Frequently asked questions

  • How fragile is selenite for finished jewelry?
    Selenite is gypsum (hydrous calcium sulfate) at Mohs 2 — softer than a fingernail. It scratches with light handling, cleaves along flat planes if dropped, and dissolves in water over time. That makes it a poor candidate for rings, bracelets, or any piece that meets daily abrasion. It works best in earrings, pendants, and statement necklaces worn occasionally and stored separately from harder stones. Designers building wear-tolerant production lines usually route selenite to occasional-wear SKUs rather than core inventory. If a client wants the white translucent look in a daily-wear piece, consider howlite or white agate instead.
  • Can selenite beads be cleaned with water or ultrasonic?
    No. Selenite is water-soluble — even brief exposure dulls the polish, and prolonged contact will pit and degrade the bead surface. Never use water, soap solutions, ultrasonic cleaners, or steam. Skip alcohol-based jewelry dips as well; many contain water as a carrier. Clean only with a dry, soft cloth, and wipe gently to avoid surface scratching. Tell finished-piece customers to remove selenite jewelry before washing hands, swimming, or sweating heavily, and to store it in a dry environment away from humidity. Bathroom storage is the most common way these beads get ruined after the sale.
  • Is the white fibrous material sold as selenite actually satin spar?

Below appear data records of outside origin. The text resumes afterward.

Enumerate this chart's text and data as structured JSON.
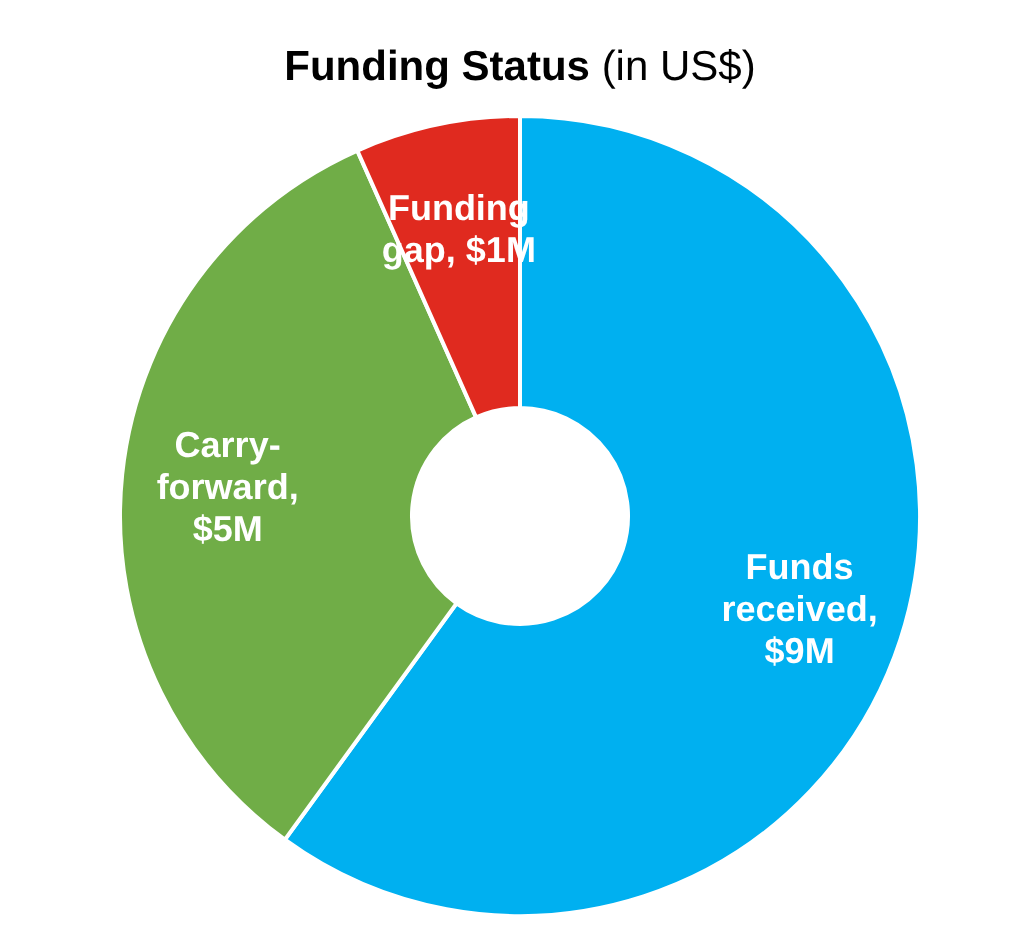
{
  "chart_data": {
    "type": "donut",
    "title": "Funding Status",
    "subtitle": "(in US$)",
    "categories": [
      "Funds received, $9M",
      "Carry-forward, $5M",
      "Funding gap, $1M"
    ],
    "values": [
      9,
      5,
      1
    ],
    "colors": [
      "#00b0f0",
      "#70ad47",
      "#e02a1f"
    ]
  }
}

    Most of the white, silky, chatoyant rod-cut and bead-cut material on the bead market is satin spar — a fibrous variety of gypsum — sold under the trade name selenite. True selenite is the clear, sheet-like crystalline variety. Both are the same mineral (gypsum, CaSO4·2H2O), share Mohs 2, and behave identically in terms of care and water sensitivity. The trade uses selenite as the umbrella name, so the labeling is industry-standard rather than misleading. If a project specifically calls for transparent crystalline selenite versus the fibrous satin-spar look, ask before buying.
  • What stones get confused with selenite in the bead trade?
    White calcite, anhydrite, and bleached howlite are the most common look-alikes. Calcite is harder (Mohs 3) and reacts to acids; anhydrite is the dehydrated form of gypsum and runs slightly harder at Mohs 3–3.5; howlite is Mohs 3.5 with a more chalky, opaque body and visible gray veining. Selenite is uniquely soft and uniquely water-sensitive — those two traits together rule out most substitutes. If a strand labeled selenite tolerates a damp cloth without surface change, it likely isn't gypsum. The mineral identity is the reference point; ask before buying if anything looks off.
  • What design contexts suit selenite beads best?
    Selenite reads as soft white with a pearlescent or silky chatoyance from the fibrous structure, which makes it useful as a neutral spacer or as the focal in monochrome white palettes. It pairs cleanly with sterling, with matte metals, and with other low-saturation stones like moonstone, white agate, or pearl. Avoid stringing it tight against harder beads (jasper, agate, quartz) that will abrade the polish over time — buffer with metal spacers or knotted silk. Smaller rounds (6mm, 8mm) work well in earrings and layered necklaces; 10mm rounds suit statement pendants where the chatoyance carries the piece.